Sunday, July 19, 2009

Frank McCourt Is Dead...

"It wasn’t until he was 66 that Frank McCourt published Angela’s Ashes,
a book that has sold over 4 million copies and has been published worldwide."

...Long live the McCourts.

I do not have nearly as many ambivalent feelings towards Frank and brothers as many of my former colleagues seemed to have.

I only once set eyes on Frank, who has died aged 78. I saw him at an event at New York University's Ireland House, and I met his equally well-known brother Malachy once during a snow storm on West End Avenue. Malachy was more than civil to me, a total stranger, who shouted "Hello Malachy!" as I trudged past him.

Perhaps the ambivalent feelings I heard were to do with how the McCourts as a tight-knit family handled the late-in-coming success of Frank's Pulitzer Prize winning memoir, Angela's Ashes: after selling many copies, it became a well-attended movie, and the other brothers piggy-backed their own memoirs and cod-Oirish blather off Frank, so I am sure they all "did well," as the ever-begrudging Irish will say with no smile.

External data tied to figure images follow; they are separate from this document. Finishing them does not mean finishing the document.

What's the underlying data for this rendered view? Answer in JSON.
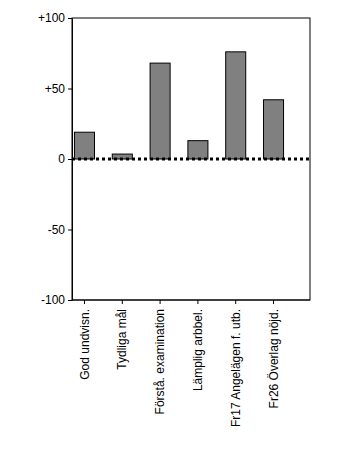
{
  "chart_data": {
    "type": "bar",
    "categories": [
      "God undvisn.",
      "Tydliga mål",
      "Förstå. examination",
      "Lämplig arbbel.",
      "Fr17 Angelägen f. utb.",
      "Fr26 Överlag nöjd."
    ],
    "values": [
      19,
      3.5,
      68,
      13,
      76,
      42
    ],
    "color": "#808080",
    "ylim": [
      -100,
      100
    ],
    "yticks": [
      {
        "value": -100,
        "label": "-100"
      },
      {
        "value": -50,
        "label": "-50"
      },
      0,
      {
        "value": 50,
        "label": "+50"
      },
      {
        "value": 100,
        "label": "+100"
      }
    ],
    "grid": false
  }
}
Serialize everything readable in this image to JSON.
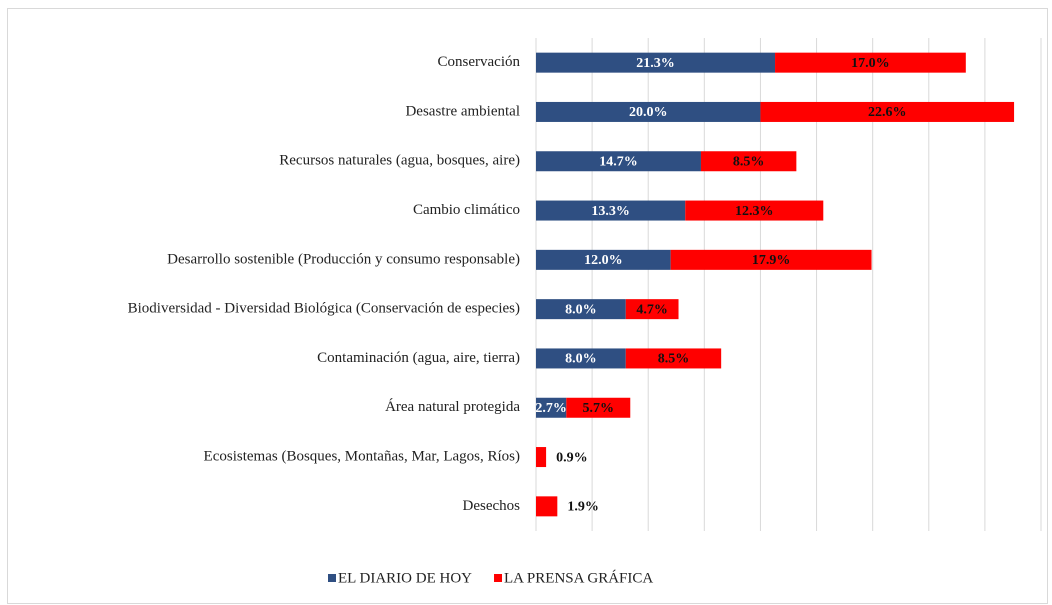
{
  "chart_data": {
    "type": "stacked-bar-horizontal",
    "categories": [
      "Conservación",
      "Desastre ambiental",
      "Recursos naturales (agua, bosques, aire)",
      "Cambio climático",
      "Desarrollo sostenible (Producción y consumo responsable)",
      "Biodiversidad - Diversidad Biológica (Conservación de especies)",
      "Contaminación (agua, aire, tierra)",
      "Área natural protegida",
      "Ecosistemas (Bosques, Montañas, Mar, Lagos, Ríos)",
      "Desechos"
    ],
    "series": [
      {
        "name": "EL DIARIO DE HOY",
        "color": "#2f4f82",
        "values": [
          21.3,
          20.0,
          14.7,
          13.3,
          12.0,
          8.0,
          8.0,
          2.7,
          null,
          null
        ],
        "value_labels": [
          "21.3%",
          "20.0%",
          "14.7%",
          "13.3%",
          "12.0%",
          "8.0%",
          "8.0%",
          "2.7%",
          null,
          null
        ]
      },
      {
        "name": "LA PRENSA GRÁFICA",
        "color": "#ff0000",
        "values": [
          17.0,
          22.6,
          8.5,
          12.3,
          17.9,
          4.7,
          8.5,
          5.7,
          0.9,
          1.9
        ],
        "value_labels": [
          "17.0%",
          "22.6%",
          "8.5%",
          "12.3%",
          "17.9%",
          "4.7%",
          "8.5%",
          "5.7%",
          "0.9%",
          "1.9%"
        ]
      }
    ],
    "xlim": [
      0,
      45
    ],
    "xticks": [
      0,
      5,
      10,
      15,
      20,
      25,
      30,
      35,
      40,
      45
    ],
    "grid": true,
    "legend": "bottom"
  }
}
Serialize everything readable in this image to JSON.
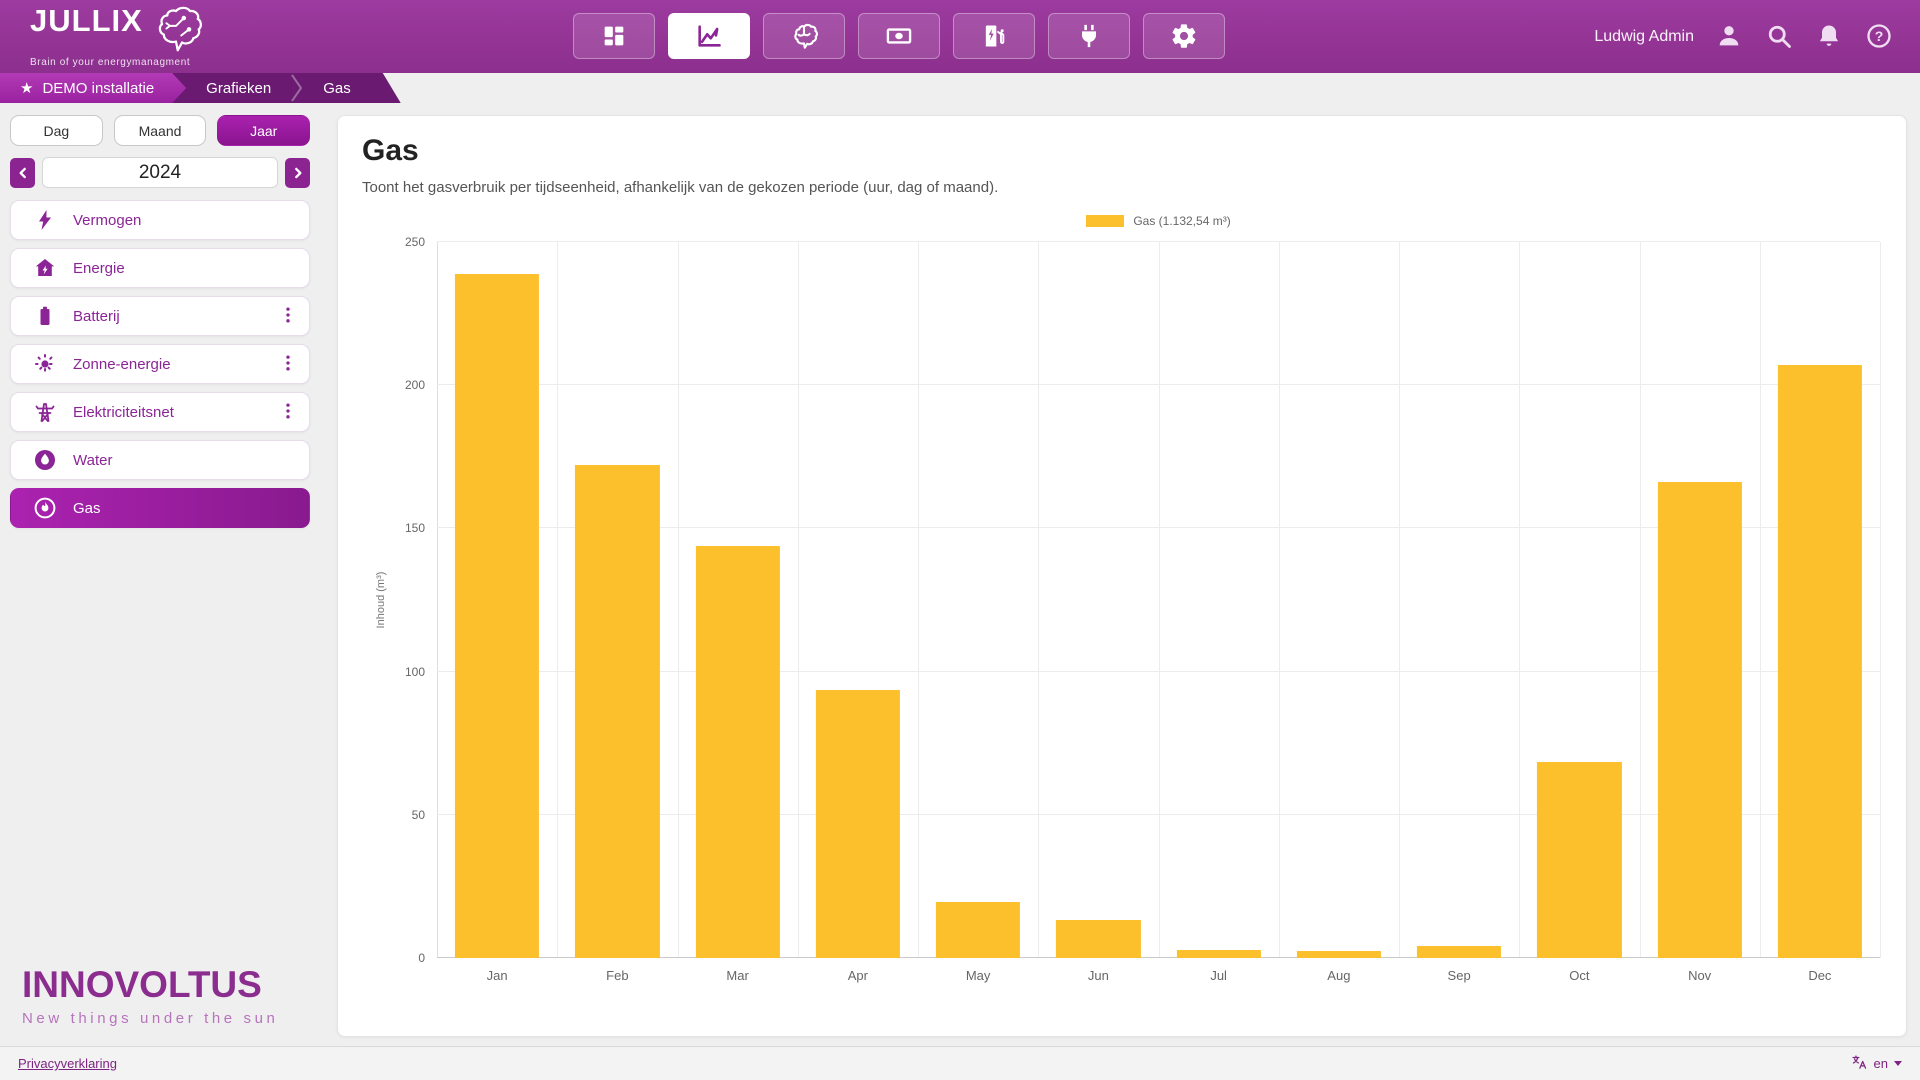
{
  "header": {
    "logo": {
      "brand": "JULLIX",
      "tagline": "Brain of your energymanagment"
    },
    "nav_icons": [
      {
        "name": "dashboard-grid-icon",
        "active": false
      },
      {
        "name": "line-chart-icon",
        "active": true
      },
      {
        "name": "brain-icon",
        "active": false
      },
      {
        "name": "money-icon",
        "active": false
      },
      {
        "name": "charging-station-icon",
        "active": false
      },
      {
        "name": "plug-icon",
        "active": false
      },
      {
        "name": "settings-gear-icon",
        "active": false
      }
    ],
    "user": {
      "name": "Ludwig Admin"
    },
    "user_icons": [
      "person-icon",
      "search-icon",
      "bell-icon",
      "help-icon"
    ]
  },
  "breadcrumb": {
    "items": [
      {
        "label": "DEMO installatie",
        "starred": true
      },
      {
        "label": "Grafieken",
        "starred": false
      },
      {
        "label": "Gas",
        "starred": false
      }
    ]
  },
  "sidebar": {
    "period_tabs": [
      {
        "label": "Dag",
        "active": false
      },
      {
        "label": "Maand",
        "active": false
      },
      {
        "label": "Jaar",
        "active": true
      }
    ],
    "year": "2024",
    "items": [
      {
        "label": "Vermogen",
        "icon": "lightning-icon",
        "menu": false,
        "active": false
      },
      {
        "label": "Energie",
        "icon": "house-energy-icon",
        "menu": false,
        "active": false
      },
      {
        "label": "Batterij",
        "icon": "battery-icon",
        "menu": true,
        "active": false
      },
      {
        "label": "Zonne-energie",
        "icon": "sun-icon",
        "menu": true,
        "active": false
      },
      {
        "label": "Elektriciteitsnet",
        "icon": "pylon-icon",
        "menu": true,
        "active": false
      },
      {
        "label": "Water",
        "icon": "water-drop-icon",
        "menu": false,
        "active": false
      },
      {
        "label": "Gas",
        "icon": "gas-flame-icon",
        "menu": false,
        "active": true
      }
    ],
    "footer_logo": {
      "brand": "INNOVOLTUS",
      "tagline": "New things under the sun"
    }
  },
  "main": {
    "title": "Gas",
    "subtitle": "Toont het gasverbruik per tijdseenheid, afhankelijk van de gekozen periode (uur, dag of maand)."
  },
  "chart_data": {
    "type": "bar",
    "title": "",
    "xlabel": "",
    "ylabel": "Inhoud (m³)",
    "categories": [
      "Jan",
      "Feb",
      "Mar",
      "Apr",
      "May",
      "Jun",
      "Jul",
      "Aug",
      "Sep",
      "Oct",
      "Nov",
      "Dec"
    ],
    "values": [
      239.0,
      172.3,
      143.8,
      93.7,
      19.4,
      13.4,
      2.9,
      2.3,
      4.1,
      68.4,
      166.2,
      206.9
    ],
    "series_label": "Gas (1.132,54 m³)",
    "ylim": [
      0,
      250
    ],
    "ytick_step": 50,
    "grid": true,
    "legend_position": "top",
    "bar_color": "#fdc02d"
  },
  "footer": {
    "privacy_link": "Privacyverklaring",
    "language": "en"
  },
  "colors": {
    "header_purple": "#963797",
    "breadcrumb_purple": "#6a1a70",
    "accent_purple": "#8b2496",
    "accent_bright": "#a92fae",
    "bar_yellow": "#fdc02d",
    "link_purple": "#7d2382"
  }
}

[In fact it's very Irish to be kicking them all, and Frank is hardly cold yet].

So, about their handling of success: the McCourts really did have horrible childhoods, horrible Irish Catholic childhoods as Frank's famous opening sentence went, and I think that when some success finally came their way, they have exercised their right to have the best of revenges on everyone, by living well.

There was always some suggestion that what Frank said about his mother in Angela's Ashes was disputed by people here in New York who said she had been an exemplary person and showed none of the totally dissolute drunken awfulness which he and Malachy alluded to.

But for me the genius of Angela's Ashes is that Frank and brothers (most, if not all four of them) were born in Brooklyn, not Ireland. As they endured the horribleness of Limerick in the 1930s (these words make me shudder, and I'm only 36) they had their American citizenship as an ultimate trump card... so when the day came, Frank could give the bog a final "fuck-you!" and head back across the Atlantic... to home. Angela's Ashes could only ever have a happy ending.

That unusual, humorous, constellation of events -- born in America but return-emigrated in failure to Ireland -- is as clear proof as one needs of the luck of the Irish.